Again, let me stop here and make sure you've understood all this correctly before I go on and explain the proof of the theorem. There's a lot more to say about better ways to understand functions $\mathbb{N} \to a$, better way to understand nice monsters $a^{\mathbb{N}} \to a^{\mathbb{N}}$, and understanding how the Recursion Theorem justifies the process of "defining functions by recursion" (e.g. you could define the Fibonacci function by $f(0) = 0, f(1) = 1, f(n+2) = f(n+1) + f(n)$, but how do you know there exists a unique function satisfying this definition? It seems obvious, but the rigorous answer is: The Recursion Theorem). But let's make sure we're on the same page with the basics first.

 

[martijnh]

Thank you very much for this lucid explanation, I wish my textbook was that clear!

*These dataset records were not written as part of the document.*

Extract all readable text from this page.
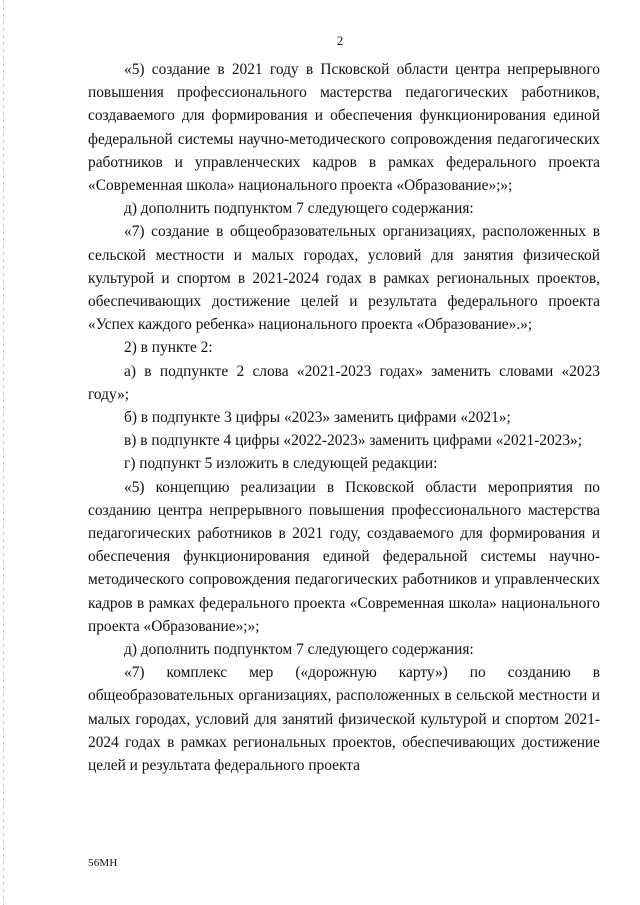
2

«5) создание в 2021 году в Псковской области центра непрерывного повышения профессионального мастерства педагогических работников, создаваемого для формирования и обеспечения функционирования единой федеральной системы научно-методического сопровождения педагогических работников и управленческих кадров в рамках федерального проекта «Современная школа» национального проекта «Образование»;»;

д) дополнить подпунктом 7 следующего содержания:

«7) создание в общеобразовательных организациях, расположенных в сельской местности и малых городах, условий для занятия физической культурой и спортом в 2021-2024 годах в рамках региональных проектов, обеспечивающих достижение целей и результата федерального проекта «Успех каждого ребенка» национального проекта «Образование».»;

2) в пункте 2:

а) в подпункте 2 слова «2021-2023 годах» заменить словами «2023 году»;

б) в подпункте 3 цифры «2023» заменить цифрами «2021»;

в) в подпункте 4 цифры «2022-2023» заменить цифрами «2021-2023»;

г) подпункт 5 изложить в следующей редакции:

«5) концепцию реализации в Псковской области мероприятия по созданию центра непрерывного повышения профессионального мастерства педагогических работников в 2021 году, создаваемого для формирования и обеспечения функционирования единой федеральной системы научно-методического сопровождения педагогических работников и управленческих кадров в рамках федерального проекта «Современная школа» национального проекта «Образование»;»;

д) дополнить подпунктом 7 следующего содержания:

«7) комплекс мер («дорожную карту») по созданию в общеобразовательных организациях, расположенных в сельской местности и малых городах, условий для занятий физической культурой и спортом 2021-2024 годах в рамках региональных проектов, обеспечивающих достижение целей и результата федерального проекта

56МН
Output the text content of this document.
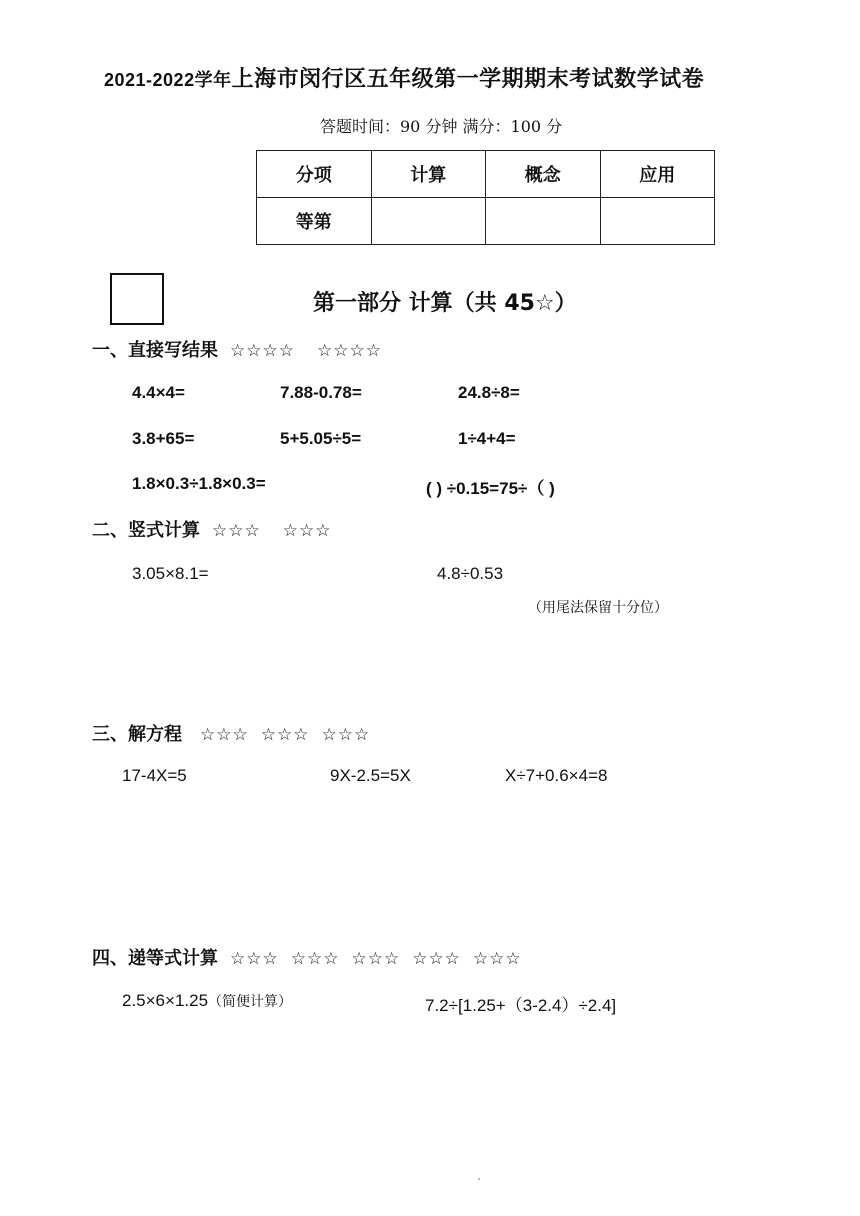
2021-2022学年上海市闵行区五年级第一学期期末考试数学试卷
答题时间：90 分钟 满分：100 分
分项	计算	概念	应用
等第			
第一部分 计算（共 45☆）
一、直接写结果 ☆☆☆☆ ☆☆☆☆
4.4×4=	7.88-0.78=	24.8÷8=
3.8+65=	5+5.05÷5=	1÷4+4=
1.8×0.3÷1.8×0.3=	( ) ÷0.15=75÷（ )
二、竖式计算 ☆☆☆ ☆☆☆
3.05×8.1=	4.8÷0.53
（用尾法保留十分位）
三、解方程 ☆☆☆ ☆☆☆ ☆☆☆
17-4X=5	9X-2.5=5X	X÷7+0.6×4=8
四、递等式计算 ☆☆☆ ☆☆☆ ☆☆☆ ☆☆☆ ☆☆☆
2.5×6×1.25（简便计算）	7.2÷[1.25+（3-2.4）÷2.4]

I still wonder about the proof and the practical usefullness of the theorem though!

PS: I did not mention $\phi$ in my previous post as I thought Steve suggested I should look at it in a simplified way; Where $\phi$ would be analogous to a function $\mathbb{N}$ $\rightarrow$ $\mathbb{N}$ and the input functions f & g analogous to elements of $\mathbb{N}$ (so comparing the construct to a regular function). But I now understand the gist of the recusrsion theorem to be about a property of functions.